If you were on an overbooked flight, how much would it take for you to take a flight the next day? $500? $800? $1500?
If you're a doctor, on a United flight in Chicago, and absolutely had to be somewhere the next day – the answer is “infinity.” Or as United showed us last week, the cost will be in the millions after they concussed a passenger before bumping him.
Here's the rub – we all have a price. If United offered him $10,000 – he might have taken it. Delta does a clever thing where they ask for volunteers and just starts paying them. How novel.
But how much do you ask for? How much is your time worth?
It's often said that time is money but that's backward. Money is time. We have a limited amount of time on this earth and when you have money, you control more of your own time.
If time is money, can you quantify the value of your time to make better decisions?
I start with the value of a “work hour” and then triple it.
To get the work hour value, I calculate my take home pay (salary minus taxes and payroll deductions, accounting for deductions) and divided by total hours worked – 2,000. If you want to use the total number of hours in a year, divide by 8760 (365 * 24).
To help you make the calculations easier, I made this really simple calculator (assumptions in the calculator to follow):
Table of Contents
How Many Hours Calculator
How Do I Use This?
I have my hourly rate when I work. To calculate the value of my personal time, I triple it.

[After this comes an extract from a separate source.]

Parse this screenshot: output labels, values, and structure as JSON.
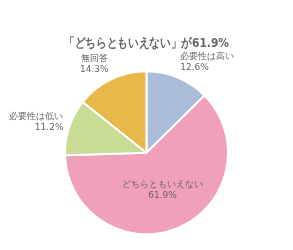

That's how much I value an hour. (you can value it 1x, 5x, 10x — it's your time!)
If I make $40,000 a year, that's $16.48 an hour after taxes and other common reductions. The value of my hour is three times that, or about $50.
With a number, I can now start making trade offs. When I decide whether I'd like to fly or drive somewhere, I can use this to help decide. If the flight costs $200 and saves me 5 hours, I fly. If it costs $500 and saves me 5 hours, I drive.
I can use this to help decide whether or not to buy something too (which is integrated into the above calculator). If I make $16.48 an hour and want something that's $3, it'll cost me 10.92 minutes of work. $3 doesn't seem like a lot but if I want to make it back, I have to work an extra 11 minutes. It really helps you put an abstract concept (money) into something more concrete (time).
If an airline wants to bump me, I calculate how much “time” it'll cost me and adjust the value accordingly. I won't value a 24 hour bump at 24x this personal time value – it's probably close to like 8 hours. But if you pay me for 24, I just might take it.
How did I reach 3x as my free time value
This is 99% gut feeling – if I earned $17 an hour, I'd probably sit in a focus group for $50 an hour. When I was making $60,000 a year ($23.63), I sat in a 90-minute focus group for $100. A multiple of 2.82.
The other semi-informed 1% was based on overtime pay. In many hourly paid roles, overtime pay is 1.5x so I just doubled it.
I think we all have a gut feeling of how much our time is worth, this just adds a little data support for those of us who like data. 🙂
Addendum: Calculator Assumptions
This calculator is very simple and makes these assumptions:
- Figures are based on 2017 tax information (tax brackets, exemptions, FICA, etc).
- You are single, take the standard deduction and have one exemption.
- We also deduct Social Security and Medicare (FICA), but nothing else.
This calculator is still valuable if you're married, itemize deductions, or have other special circumstances that affects your take home pay. As with anything tax related, it gets complicated very quickly without providing additional insight.
Valuing your time is meant to be a general rule and a way to help you make decisions, so it doesn't have to be accurate to the penny. Does it make a difference if your hour is worth $16.48 or $18.92? Not really.